Last but not least, we should reconsider our reliance on tax incentives for retirement saving. This approach is inherently inefficient, because there is no way to guarantee that tax subsidies encourage people to save more as opposed to simply shifting funds to tax-favored accounts. Nevertheless, a refundable tax credit is a more efficient way to encourage voluntary saving than the current system, which actually provides a tax break on investment income.

The Economic Policy Institute’s Guaranteed Retirement Account plan proposed converting tax breaks for 401(k)-style plans and IRAs into flat tax credits to offset the cost of new accounts with a modest rate of return guaranteed by the federal government. The plan was designed to improve the retirement security of most Americans without costing taxpayers more than the current system (Ghilarducci 2007).
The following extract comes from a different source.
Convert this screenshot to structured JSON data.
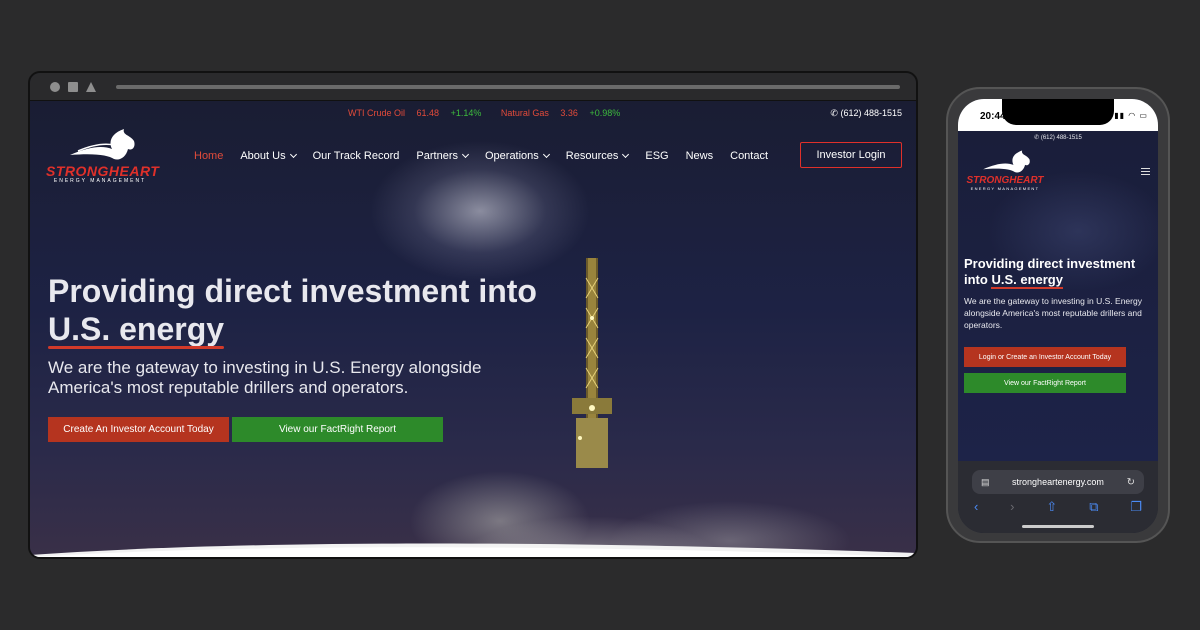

EPI is working on a variation of the original GRA plan that, like the original plan and the Center for American Progress’s SAFE retirement plan, would be a pooled and professionally managed fund that uses a gain and loss reserve to stabilize returns credited to notional accounts (Davis and Madland 2013). Specifically, the aim would be to maximize the share of retirees who achieve a target rate of return while minimizing the share with poor outcomes. In contrast to the SAFE plan, the new “GRA 2.0” plan would smooth cumulative rather than annual returns. Unlike the original GRA plan, the government would not necessarily need to guarantee returns in the “GRA 2.0” model.

Endnotes

1. This is based on Current Population Survey data for wage and salary workers age 21 to 64. Overall participation is even lower: It was 39 percent of all workers in 2012 (Copeland 2013). An employer survey, the National Compensation Survey, which tends to show somewhat higher participation rates, also shows a declining trend (EBRI, n.d.).

2. Author’s analysis using the Thrift Saving Plan Retirement Income Calculator on March 7, 2014, based on an annuity interest rate of 2.875 percent, a 50 percent survivor annuity, and rising payments to offset inflation.

3. This is based on Current Population Survey income measures that exclude lump-sum (as opposed to periodic) distributions from retirement plans. However, data from the Survey of Consumer Finances and other sources suggests that retirement account savings for these groups are modest.